Por último, las demandas de superación personal, promovida por la industria millonaria de los libros, las películas y las conferencias, gritan: "Mi fuerza es mayor que cualquier obstáculo", "la vida es un 10 % de lo que experimentás y un 90 % como respondés a ello", "la curación viene de tomar responsabilidad, de darse cuenta de que eres vos quien crea tus pensamientos, sentimientos y acciones". Por supuesto, la música, cuyas frecuencias prometen, causan regeneración celular.

Pero incluyo aquí los eufemismos para nombrar las marcas del cuerpo que pueden significar un tumor, un brazo menos, y evitan atender el asunto por el fondo: "Guerrero contra el cáncer", "persona con diversidad funcional", "ciudadano de oro".

El filósofo francés Maurice Merleau-Ponty propone que en el cuerpo se establecen formas de relacionarse con el mundo, no como un objeto, sino como su punto de partida. Para él, el cuerpo propio es la base de todo sentido; el cuerpo y el mundo son uno solo.

Un ejemplo del papel del cuerpo en la vida es el llamado miembro fantasma, experimentado por entre el 50 % y el 80 % de las personas amputadas, según investigaciones de Richard Sherman, entre otras.

Acuñado por el médico estadounidense Silas Weir Mitchell, en el año 1871, la expresión "dolor de miembro fantasma" denomina la sensación de permanencia —mediante el dolor, calor, frío, movimiento— de un miembro que fue amputado.

Las mujeres somos el ejemplo más claro de la estrecha relación entre el cuerpo y la vida que se tenga. Nuestra subjetividad, deseos, miedos y determinación se forman en el cuerpo, sostiene la psicoanalista argentina Silvia Bleichmar. Moldeado por las experiencias tempranas y la cultura, aprendemos rápidamente cuál es nuestro lugar en la familia y la sociedad.

Los llamados a cerrar las piernas, reírse menos, hablar menos y más bajo, pero también para usar nuestro cuerpo en la atención de infinidad de detalles domésticos, son aleccionadores.

Como lo son los peligros reales de ser violadas, que nos obligan a quitar el cuerpo de calles solitarias, a negarnos una caminata en soledad por la montaña.

Están, asimismo, los de las mujeres tapadas de pies a cabeza en los países islámicos, incluso las que hoy celebran en Siria y probablemente reciban pronto un golpe a su integridad física.

La idea del filósofo francés René Descartes sobre una ruptura entre mente y cuerpo la cuestionamos con nuestra propia existencia, que grita por humanizar las cosas vividas, por mantener a toda costa la dignidad, sobre todo la de quienes más vulnerabilidad rehúyen.

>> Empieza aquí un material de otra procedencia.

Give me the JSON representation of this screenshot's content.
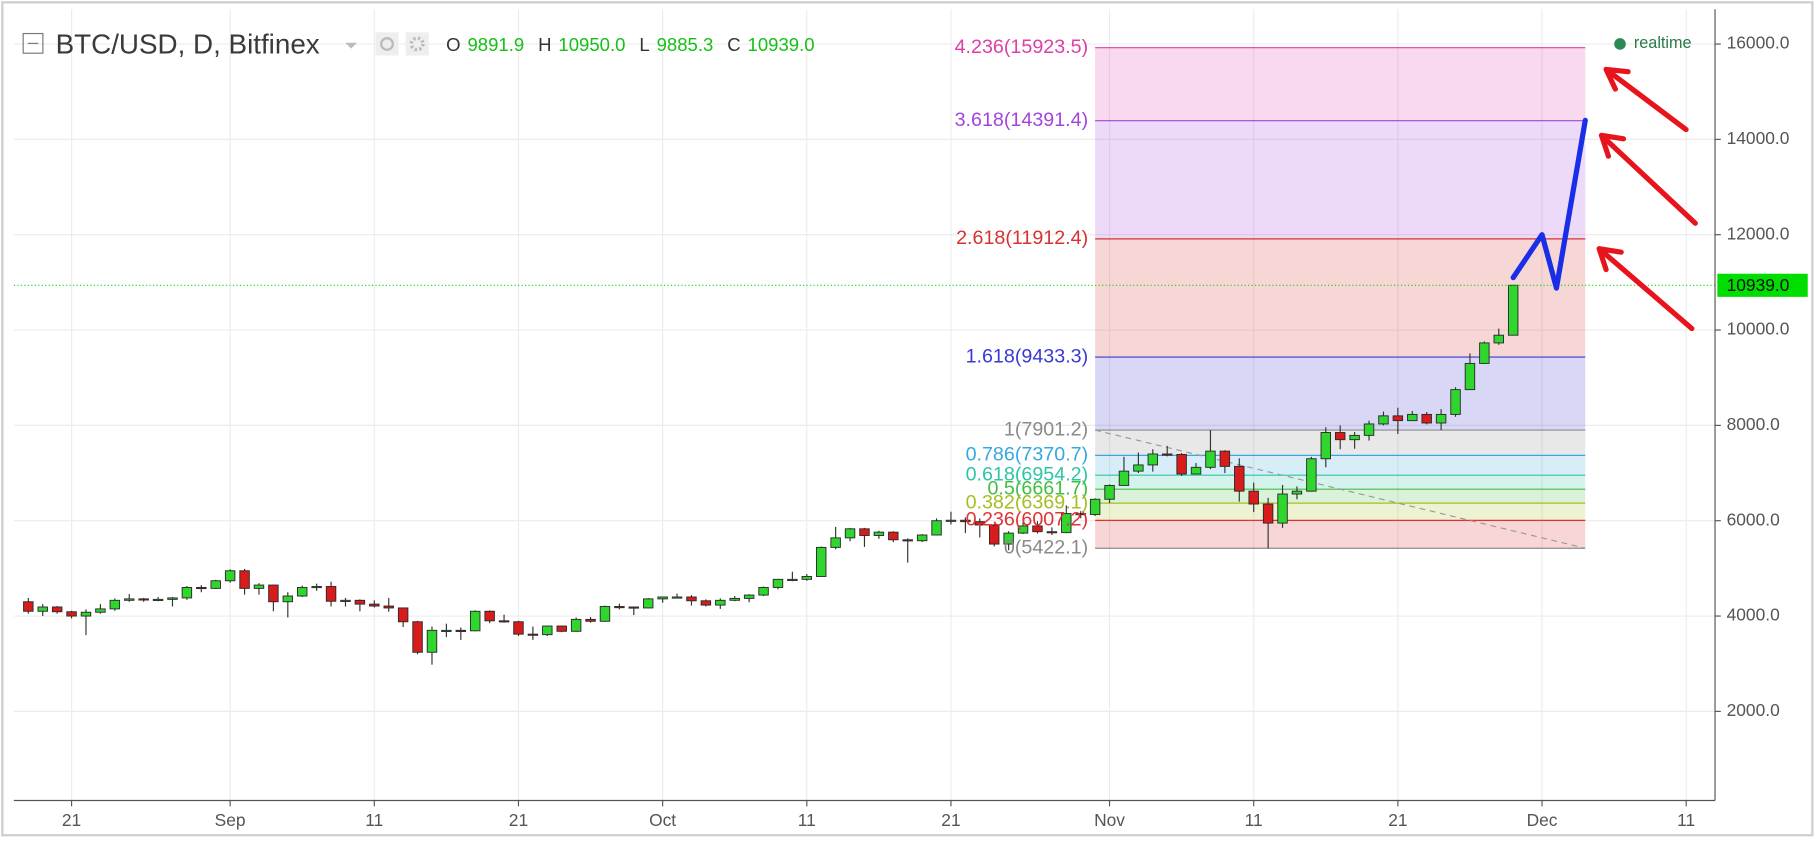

Los pasillos de los hospitales públicos son un lugar donde bien se siente la importancia de la carne. La última vez que estuve ahí lo hice en compañía de gente apretada en una camilla, puesta en un rincón sobre una silla de ruedas, deambulando por los minúsculos espacios libres, gritando, tosiendo, vomitando donde tocaba; pero también de personal sanitario apresurado, atendiendo a decenas a la vez, tragándose la comida, amenazando o cuidando.

Somos cuerpos amados, cuidados o, como le toca a tanta gente, huérfanos, incluso en el momento de la muerte, cuando, ahora sí y para siempre, ese rodar de brazos, hígado y torso ha terminado.